Но они верили в своего капитана. Поэтому даже круглое лицо Паджа, который так растерялся при виде неведомо как попавшей на «Возмездие» женщины в белом, дышало сейчас решимостью.
Морис был уверен, как в себе самом, в беззаветной храбрости каждого своего матроса. Он хмуро вглядывался в громаду «Аргонавта», зловеще замершую в ночи.
– На рассвете, – обернувшись к матросам, решительно объявил он. – На рассвете я возьму шлюпку и предложу им свои требования.
Единодушные протесты Кевина и Аполло заглушил громоподобный глас канонира Дигби, привыкшего орать, чтобы его команды были слышны сквозь грохот орудий.
– Черт побери, капитан, не хочу вас обидеть, но в жизни не слышал такой чепухи. – Дигби поскреб лысую голову корявыми и черными от въевшейся пороховой копоти пальцами. – У меня, конечно, не семь пядей во лбу, но, разрази меня гром, если этому ублюдку Сноу вы важны не меньше, чем молодая мисс. А если он возьмет вас в заложники, не допусти Господь, что нам останется делать? Сидеть здесь и проклинать себя за глупость?
– Он прав, – сказал Кевин. – Тебе нельзя идти одному.
Морис обвел взглядом встревоженные лица своих людей и почувствовал, как теплое чувство разливается в его груди.

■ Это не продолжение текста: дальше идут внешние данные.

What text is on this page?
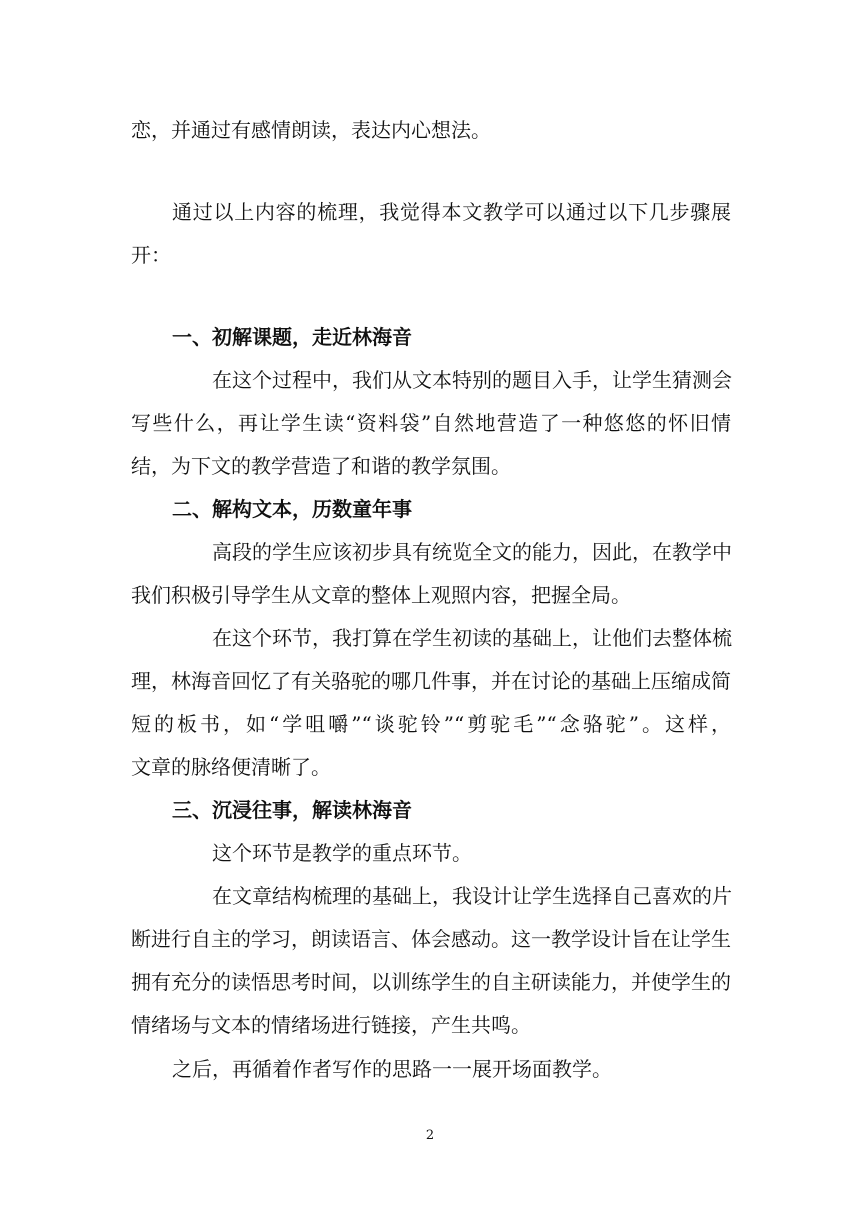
恋，并通过有感情朗读，表达内心想法。
通过以上内容的梳理，我觉得本文教学可以通过以下几步骤展
开：
一、初解课题，走近林海音
在这个过程中，我们从文本特别的题目入手，让学生猜测会
写些什么，再让学生读“资料袋”自然地营造了一种悠悠的怀旧情
结，为下文的教学营造了和谐的教学氛围。
二、解构文本，历数童年事
高段的学生应该初步具有统览全文的能力，因此，在教学中
我们积极引导学生从文章的整体上观照内容，把握全局。
在这个环节，我打算在学生初读的基础上，让他们去整体梳
理，林海音回忆了有关骆驼的哪几件事，并在讨论的基础上压缩成简
短的板书，如“学咀嚼”“谈驼铃”“剪驼毛”“念骆驼”。这样，
文章的脉络便清晰了。
三、沉浸往事，解读林海音
这个环节是教学的重点环节。
在文章结构梳理的基础上，我设计让学生选择自己喜欢的片
断进行自主的学习，朗读语言、体会感动。这一教学设计旨在让学生
拥有充分的读悟思考时间，以训练学生的自主研读能力，并使学生的
情绪场与文本的情绪场进行链接，产生共鸣。
之后，再循着作者写作的思路一一展开场面教学。
2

– Это мой личный враг. Я не хочу втягивать вас в это дело больше, чем необходимо.
– Позвольте пойти мне, сэр, – вызвался Аполло, – как вашему помощнику.
Пробурчав выразительное проклятие, Дигби решительно протиснулся под локтем африканца и, представ перед капитаном, вытянулся всем своим иссохшим телом.
– Мне шестьдесят пять, капитан. Я служу канониром с двенадцати лет, а значит, всю жизнь провел на орудийной палубе. Я и врага-то видел только через прицел! Так когда же я смогу прославиться по-настоящему, капитан? Ведь скоро и помирать!
Стиснув руки за спиной, Морис посмотрел в слезящиеся глаза старика, сверкающие молодым задором.
– Вы предлагаете себя, мистер Дигби?
– Вот именно, сэр.
– Хорошо, дружище. На рассвете я ожидаю вас на палубе.
Дигби просиял, обнажив потемневшие зубы, и гордо обернулся к товарищам. Они хлопали старого друга по спине, отпуская соленые шуточки. А Морис снова отвернулся к морю, стараясь преодолеть холодную дрожь дурного предчувствия. Его люди постепенно окружили капитана, не осмеливаясь высказать свои сомнения.
Какой же выкуп должен заплатить адмирал, чтобы их капитан решился расстаться со своей драгоценной заложницей?
* * *
Люси тревожно расхаживала по каюте, не зная, на что решиться. Легкое покачивание шхуны, стоящей на якоре, только заставляло ее ускорять шаги. Она зажала уши руками, но неумолимый хронометр в мозгу продолжал бесстрастно отсчитывать секунды.
Время идет, а она так и не может сделать выбор. Она не имела представления, когда может начаться решительная схватка, а значит, она могла опоздать, и один из любимых ею мужчин погибнет.
Люси в отчаянии обхватила руками голову. Нужно подумать, надо спокойно, без паники все обдумать.
На первый взгляд ни один из них не стоил и капли ее слез. Разве они оба не обманывали ее? Причем самым расчетливым образом, хотя каждый по-своему.
Почему же тогда она не может разлюбить ни одного из них? Люси стиснула спинку стула. Отец! Да, он хладнокровно предал ее, но он был ее отцом, целых девятнадцать лет он был ее обожаемым отцом, несравненным человеком. Нет, она не перенесет его смерть!
А Морис? О, Морис, больно отозвалось ее сердце, замиравшее при одной мысли, что он может быть ранен, не говоря уже о гибели.